With over one billion users combined, two of the largest digital payment providers, Wechat Pay and Alipay, have finally launched their technology in the United States.
Even though the cross-border payment method is new in this market, both Wechat Pay and Alipay have been growing rapidly in China and in other countries since they were first introduced in the market.
Following the launch in China, Chinese consumers’ payment behavior has changed very rapidly with many users adopting mobile payments and foregoing credit cards altogether.
According to some estimates, 70 percent of the Chinese population uses mobile payments, and Wechat Pay and Alipay jointly hold 90 percent of the total mobile payment market share. In 2016, Chinese consumers made $5.5 trillion worth of transactions through mobile payments, 50 times the size of the United States’ $122 billion market. The number of Wechat Pay and Alipay accounts and transactions has surpassed both American Express and PayPal.
Mobile payment transactions have already surpassed both Amex and PayPal
Following their success in China, Wechat Pay and Alipay have expanded into Southeast Asia and elsewhere, and is now available in Hong Kong, Japan, Malaysia, Taiwan, and Thailand. They also has limited availability in Europe in the U.S., but adoption there is expanding.
Tencent Holdings, which owns Wechat Pay, and Alibaba Group Holdings, the parent company of Alipay, have been active in the U.S. for a while and with the increase in the number of Chinese consumers visiting the U.S., both firms hope to extend usage of their platforms there.
What does the launch of these mobile payment solutions mean for the tourism and hospitality industry?
Keeping pace with the Chinese market by offering mobile payment options such as Wechat Pay and Alipay that travelers are familiar with means an added convenience. Adding this payment system closes the loop and can help merchants drive sales. For example, with the addition of a payment system to a Wechat post, users can easily book directly, conveniently, and at the click of a button, without having to type in credit card info, billing info and all other information often required for online purchases.
Introducing Chinese mobile payments means added convenience for Chinese customers
By offering familiar, cashless mobile payment options like Wechat Pay and Alipay, Chinese travelers in the U.S. can more conveniently make purchases without the hassles of currency exchange or ensuring their credit or debit cards function.

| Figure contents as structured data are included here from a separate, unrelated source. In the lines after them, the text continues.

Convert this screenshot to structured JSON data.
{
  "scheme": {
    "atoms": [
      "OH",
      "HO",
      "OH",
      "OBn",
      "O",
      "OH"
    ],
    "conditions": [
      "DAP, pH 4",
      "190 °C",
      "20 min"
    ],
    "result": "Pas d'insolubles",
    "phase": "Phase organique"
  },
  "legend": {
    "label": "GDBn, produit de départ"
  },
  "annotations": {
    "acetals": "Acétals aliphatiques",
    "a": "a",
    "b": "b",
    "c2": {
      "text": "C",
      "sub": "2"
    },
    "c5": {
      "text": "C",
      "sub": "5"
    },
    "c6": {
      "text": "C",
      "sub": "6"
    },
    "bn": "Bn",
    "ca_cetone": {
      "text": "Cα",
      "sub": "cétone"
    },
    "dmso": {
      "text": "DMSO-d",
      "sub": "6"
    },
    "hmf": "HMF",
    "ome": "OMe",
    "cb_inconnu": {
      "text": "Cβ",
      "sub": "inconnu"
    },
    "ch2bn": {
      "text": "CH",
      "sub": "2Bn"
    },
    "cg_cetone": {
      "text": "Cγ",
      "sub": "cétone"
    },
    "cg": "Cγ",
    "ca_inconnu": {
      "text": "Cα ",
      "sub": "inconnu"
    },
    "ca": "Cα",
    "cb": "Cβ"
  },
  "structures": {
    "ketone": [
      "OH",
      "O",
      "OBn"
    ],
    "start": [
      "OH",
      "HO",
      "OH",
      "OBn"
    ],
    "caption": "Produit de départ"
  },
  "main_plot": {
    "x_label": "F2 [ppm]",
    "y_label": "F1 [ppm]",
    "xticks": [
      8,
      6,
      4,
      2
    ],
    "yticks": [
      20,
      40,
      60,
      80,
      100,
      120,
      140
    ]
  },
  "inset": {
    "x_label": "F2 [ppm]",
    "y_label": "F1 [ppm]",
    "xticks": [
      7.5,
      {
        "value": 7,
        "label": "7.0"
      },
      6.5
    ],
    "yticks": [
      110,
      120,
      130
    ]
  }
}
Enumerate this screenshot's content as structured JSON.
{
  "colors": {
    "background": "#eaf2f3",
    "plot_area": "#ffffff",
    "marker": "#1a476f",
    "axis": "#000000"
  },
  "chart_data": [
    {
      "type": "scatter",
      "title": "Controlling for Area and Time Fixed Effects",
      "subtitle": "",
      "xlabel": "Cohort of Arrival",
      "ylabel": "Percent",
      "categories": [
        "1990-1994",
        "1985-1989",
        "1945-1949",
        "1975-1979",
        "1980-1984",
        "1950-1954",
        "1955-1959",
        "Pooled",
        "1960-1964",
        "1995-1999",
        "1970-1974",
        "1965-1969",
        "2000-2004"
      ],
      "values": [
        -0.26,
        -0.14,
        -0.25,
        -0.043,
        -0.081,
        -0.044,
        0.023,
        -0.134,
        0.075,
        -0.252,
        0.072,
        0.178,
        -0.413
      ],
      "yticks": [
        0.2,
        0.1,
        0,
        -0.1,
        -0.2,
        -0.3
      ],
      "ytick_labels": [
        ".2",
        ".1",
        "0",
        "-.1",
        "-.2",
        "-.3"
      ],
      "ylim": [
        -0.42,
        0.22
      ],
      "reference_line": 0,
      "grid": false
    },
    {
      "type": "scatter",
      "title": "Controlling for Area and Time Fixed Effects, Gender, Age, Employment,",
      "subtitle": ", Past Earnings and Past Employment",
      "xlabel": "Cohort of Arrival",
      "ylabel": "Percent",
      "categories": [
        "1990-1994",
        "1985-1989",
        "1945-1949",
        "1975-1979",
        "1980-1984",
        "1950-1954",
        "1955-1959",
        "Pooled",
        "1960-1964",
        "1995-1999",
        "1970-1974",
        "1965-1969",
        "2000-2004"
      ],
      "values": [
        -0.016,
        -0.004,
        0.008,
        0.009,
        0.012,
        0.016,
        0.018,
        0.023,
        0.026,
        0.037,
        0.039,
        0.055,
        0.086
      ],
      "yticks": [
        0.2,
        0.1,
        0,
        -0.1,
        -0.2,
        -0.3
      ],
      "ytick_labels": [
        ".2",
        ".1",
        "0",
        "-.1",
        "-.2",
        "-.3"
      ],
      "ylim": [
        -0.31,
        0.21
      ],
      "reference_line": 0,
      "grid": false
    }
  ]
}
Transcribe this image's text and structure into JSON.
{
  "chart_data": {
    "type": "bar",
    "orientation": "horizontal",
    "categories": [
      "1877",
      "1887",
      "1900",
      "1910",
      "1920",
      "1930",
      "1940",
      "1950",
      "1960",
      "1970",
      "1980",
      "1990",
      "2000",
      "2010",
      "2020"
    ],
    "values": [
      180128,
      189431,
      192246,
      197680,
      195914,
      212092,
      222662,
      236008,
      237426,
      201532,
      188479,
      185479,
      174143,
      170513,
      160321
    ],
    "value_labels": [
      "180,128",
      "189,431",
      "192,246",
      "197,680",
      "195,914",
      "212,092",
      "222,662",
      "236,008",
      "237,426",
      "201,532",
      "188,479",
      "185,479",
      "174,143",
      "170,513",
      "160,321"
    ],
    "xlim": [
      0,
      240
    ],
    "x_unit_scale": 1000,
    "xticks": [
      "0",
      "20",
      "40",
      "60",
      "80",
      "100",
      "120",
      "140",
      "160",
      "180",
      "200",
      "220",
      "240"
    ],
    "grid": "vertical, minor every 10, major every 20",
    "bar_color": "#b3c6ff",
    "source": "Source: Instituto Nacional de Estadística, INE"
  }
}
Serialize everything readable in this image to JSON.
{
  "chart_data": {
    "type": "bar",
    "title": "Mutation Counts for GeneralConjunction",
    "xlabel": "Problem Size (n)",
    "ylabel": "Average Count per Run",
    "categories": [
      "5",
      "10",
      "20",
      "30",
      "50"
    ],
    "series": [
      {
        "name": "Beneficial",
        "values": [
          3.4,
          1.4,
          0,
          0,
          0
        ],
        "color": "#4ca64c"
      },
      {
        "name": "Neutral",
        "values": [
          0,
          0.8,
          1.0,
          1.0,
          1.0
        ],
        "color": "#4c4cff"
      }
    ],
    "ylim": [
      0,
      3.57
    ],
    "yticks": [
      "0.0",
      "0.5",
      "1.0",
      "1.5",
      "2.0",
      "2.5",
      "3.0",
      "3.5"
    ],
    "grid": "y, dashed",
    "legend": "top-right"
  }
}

Users can conveniently book flights, hotels, and other goods and services without needing to input credit card and billing information.
“The tourism industry is very enthusiastic and open to this new technology,” said Evelyn Yang, Head of Marketing and Communications at Citcon, a payment partner of Alipay and Wechat Pay in North America. “We work with different CVBs to help them facilitate their China readiness programs and share how Wechat Pay and Alipay can help merchants attract more customers, increase spending and drive growth.”
“The tourism industry is very enthusiastic and open to this new technology”
The Las Vegas Convention and Visitors Authority has formed a partnership with WeChat and Citcon to launch the “WeChat Connect – Win with WeChat” seminar series to help merchants understand new China marketing channels, trends, practices and payment systems, and how to leverage WeChat to grow business with Chinese customers.
Within the hospitality industry, Caesars Entertainment was the first hotel group in the U.S. to accept online bookings through Wechat.
During the holiday season in 2016, the world’s tallest Ferris wheel, High Roller, launched a successful offline payment campaign through Citcon which offered special discounts to Alipay users. Additionally, Caesars Entertainment also participated in Wechat’s first U.S. promotional campaign “Cashless Day” from July – August 2017, offering WeChat Pay users a 10 percent discount at many of its properties. Caesars Entertainment plans to roll-out Wechat Pay to 100 of its properties by early next year.
Caesars entertainment plans to roll-out Wechat pay across 100 properties by early 2018
In August 2017, Marriott International announced its partnership with Alibaba Group Holdings to create seamless travel services for Chinese travelers. The joint venture will provide newly-integrated functionality to make the entire travel experience frictionless from planning, booking, paying and managing a trip to all of the activities associated once at the destination like shopping, dining, and sightseeing. The joint venture will deliver user-friendly technology solutions that will open up a world of travel options for Chinese consumers. Alipay will be accepted at Marriott hotels in select global markets with further expansion expected around the world.
In the past, travelers could only purchase items physically from a DFS store, a travel retailer of luxury products. However in April this year, DFS became the first retail store in the United States to launch a Wechat mini-program, which allows users to place their orders and pay with Wechat Pay through the mini-program before their trip, and pick up when they arrive. This marked DFS’s first e-commerce platform in its 50-year history.
If there’s a question if Chinese mobile payments really matter in tourism and hospitality, the answer from the industry seems to be a resounding “yes” based on recent company initiatives. Alibaba and Tencent are eager to expand in the United States and Europe, and industry stakeholders are equally eager to become early adopters of these technologies.